Convert my_dict into a PySpark dataframe. The starting dictionary looks like:
my_dict = {'z': 'some_string', 'y':'some_other_string', 'a': [1,2,3], 'b': [4,5,6]}
Easy enough to do in Python using my_dict.from_dict
, but I guess this isn't Kansas no more! Haven't found a straight way in PySpark to accomplish this.
The resulting PySpark DataFrame should be represented as:
'a' 'b' 'z' 'y'
1 4 'some_string' 'some_other_string'
2 5 'some_string' 'some_other_string'
3 6 'some_string' 'some_other_string'
If we want to pass data to spark.createDataFrame
, we'll want all row lists to be the same length. We can extract the data from your dictionary in the following way:
n_rows = max([len(vals) if isinstance(vals, list) else 1 for vals in my_dict.values()])
# n_rows = 3
col_names = list(my_dict.keys())
data = [vals if len(vals) == n_rows else [vals]*n_rows for _,vals in my_dict.items()]
# [['some_string', 'some_string', 'some_string'],
# ['some_other_string', 'some_other_string', 'some_other_string'],
# [1, 2, 3],
# [4, 5, 6]]
# transpose data
pyspark_data = list(zip(*data))
# pyspark data
# [('some_string', 'some_other_string', 1, 4),
# ('some_string', 'some_other_string', 2, 5),
# ('some_string', 'some_other_string', 3, 6)]

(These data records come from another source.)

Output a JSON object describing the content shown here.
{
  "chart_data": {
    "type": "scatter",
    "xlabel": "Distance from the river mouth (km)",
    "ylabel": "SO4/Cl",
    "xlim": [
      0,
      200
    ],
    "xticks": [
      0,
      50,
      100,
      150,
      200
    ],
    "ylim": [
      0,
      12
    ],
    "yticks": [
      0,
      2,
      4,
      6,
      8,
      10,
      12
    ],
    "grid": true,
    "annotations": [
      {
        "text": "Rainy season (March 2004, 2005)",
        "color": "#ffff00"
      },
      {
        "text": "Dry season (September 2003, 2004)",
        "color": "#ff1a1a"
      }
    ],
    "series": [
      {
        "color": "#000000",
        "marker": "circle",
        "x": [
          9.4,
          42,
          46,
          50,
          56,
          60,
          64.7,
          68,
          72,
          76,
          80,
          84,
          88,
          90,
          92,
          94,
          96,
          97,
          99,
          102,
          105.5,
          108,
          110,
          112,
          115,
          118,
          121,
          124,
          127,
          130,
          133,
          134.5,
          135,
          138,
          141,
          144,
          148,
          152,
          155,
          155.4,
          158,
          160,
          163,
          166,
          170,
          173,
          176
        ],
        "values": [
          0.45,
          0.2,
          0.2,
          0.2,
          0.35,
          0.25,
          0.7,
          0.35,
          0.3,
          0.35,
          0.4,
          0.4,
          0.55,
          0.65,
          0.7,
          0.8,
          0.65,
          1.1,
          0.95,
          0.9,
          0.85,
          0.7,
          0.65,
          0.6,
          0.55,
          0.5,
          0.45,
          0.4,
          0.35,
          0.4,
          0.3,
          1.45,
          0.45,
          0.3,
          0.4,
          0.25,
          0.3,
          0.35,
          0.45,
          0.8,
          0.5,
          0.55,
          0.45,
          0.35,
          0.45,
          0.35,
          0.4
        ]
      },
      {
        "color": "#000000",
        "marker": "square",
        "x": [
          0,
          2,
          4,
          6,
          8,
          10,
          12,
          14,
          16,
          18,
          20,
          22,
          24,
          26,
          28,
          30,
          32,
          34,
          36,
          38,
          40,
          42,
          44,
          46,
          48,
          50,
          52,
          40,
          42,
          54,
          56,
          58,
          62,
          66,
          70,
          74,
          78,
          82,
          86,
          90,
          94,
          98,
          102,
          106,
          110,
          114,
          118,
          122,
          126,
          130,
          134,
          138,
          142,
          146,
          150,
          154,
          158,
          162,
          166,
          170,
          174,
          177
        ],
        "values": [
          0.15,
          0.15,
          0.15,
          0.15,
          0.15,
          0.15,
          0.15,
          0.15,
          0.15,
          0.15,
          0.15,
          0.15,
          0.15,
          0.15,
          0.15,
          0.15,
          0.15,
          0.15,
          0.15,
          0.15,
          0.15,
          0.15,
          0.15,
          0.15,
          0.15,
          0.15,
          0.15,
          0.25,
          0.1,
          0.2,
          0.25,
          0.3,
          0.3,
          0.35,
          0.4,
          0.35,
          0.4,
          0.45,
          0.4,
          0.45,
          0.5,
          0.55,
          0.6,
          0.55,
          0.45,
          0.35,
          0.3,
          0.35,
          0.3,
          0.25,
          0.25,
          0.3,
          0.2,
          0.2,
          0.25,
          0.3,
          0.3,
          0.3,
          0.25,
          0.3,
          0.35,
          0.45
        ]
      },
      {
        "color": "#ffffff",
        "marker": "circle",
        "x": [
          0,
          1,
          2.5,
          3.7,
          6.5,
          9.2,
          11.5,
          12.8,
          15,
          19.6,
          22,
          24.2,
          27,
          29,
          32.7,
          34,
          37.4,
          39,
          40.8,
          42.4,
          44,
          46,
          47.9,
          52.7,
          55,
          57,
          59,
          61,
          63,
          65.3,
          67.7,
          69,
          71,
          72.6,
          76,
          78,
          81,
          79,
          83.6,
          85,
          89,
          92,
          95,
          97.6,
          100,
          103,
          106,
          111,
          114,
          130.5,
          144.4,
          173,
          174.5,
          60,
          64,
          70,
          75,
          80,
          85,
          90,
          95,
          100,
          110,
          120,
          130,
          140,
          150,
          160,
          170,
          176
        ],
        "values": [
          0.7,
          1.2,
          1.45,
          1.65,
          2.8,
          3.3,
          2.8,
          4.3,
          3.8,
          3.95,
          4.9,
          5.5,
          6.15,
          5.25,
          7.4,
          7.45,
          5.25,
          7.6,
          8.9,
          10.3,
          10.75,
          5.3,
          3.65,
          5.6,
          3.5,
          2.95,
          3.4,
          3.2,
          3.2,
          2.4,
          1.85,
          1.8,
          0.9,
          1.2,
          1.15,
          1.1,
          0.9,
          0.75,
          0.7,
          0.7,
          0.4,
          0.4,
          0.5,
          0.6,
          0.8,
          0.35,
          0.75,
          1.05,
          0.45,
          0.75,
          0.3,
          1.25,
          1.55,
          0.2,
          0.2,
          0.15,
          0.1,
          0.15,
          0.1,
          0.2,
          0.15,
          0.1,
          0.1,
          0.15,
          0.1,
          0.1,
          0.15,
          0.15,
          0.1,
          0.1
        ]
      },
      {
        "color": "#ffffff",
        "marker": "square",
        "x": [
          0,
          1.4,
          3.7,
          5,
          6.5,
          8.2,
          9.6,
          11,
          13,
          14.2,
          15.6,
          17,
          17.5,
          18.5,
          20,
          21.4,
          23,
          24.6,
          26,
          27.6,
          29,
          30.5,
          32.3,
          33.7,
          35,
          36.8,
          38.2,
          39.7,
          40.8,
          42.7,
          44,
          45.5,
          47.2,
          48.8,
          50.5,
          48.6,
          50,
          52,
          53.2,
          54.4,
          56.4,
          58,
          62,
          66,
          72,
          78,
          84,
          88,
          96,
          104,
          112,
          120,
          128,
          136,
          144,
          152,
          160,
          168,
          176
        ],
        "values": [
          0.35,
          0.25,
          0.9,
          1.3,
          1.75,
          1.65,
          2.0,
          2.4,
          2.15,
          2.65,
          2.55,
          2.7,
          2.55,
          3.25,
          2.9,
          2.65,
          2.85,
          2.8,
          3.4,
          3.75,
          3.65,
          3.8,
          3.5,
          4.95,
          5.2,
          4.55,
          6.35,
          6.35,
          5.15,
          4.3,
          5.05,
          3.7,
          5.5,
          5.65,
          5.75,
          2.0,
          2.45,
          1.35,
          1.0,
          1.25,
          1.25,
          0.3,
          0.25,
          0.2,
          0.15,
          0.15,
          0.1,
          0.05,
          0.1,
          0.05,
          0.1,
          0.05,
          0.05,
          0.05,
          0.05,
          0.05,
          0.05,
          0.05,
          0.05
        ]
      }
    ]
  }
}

Then we can create the pyspark dataframe:
df = spark.createDataFrame(
pyspark_data,
col_names
)
+-----------+-----------------+---+---+
| z| y| a| b|
+-----------+-----------------+---+---+
|some_string|some_other_string| 1| 4|
|some_string|some_other_string| 2| 5|
|some_string|some_other_string| 3| 6|
+-----------+-----------------+---+---+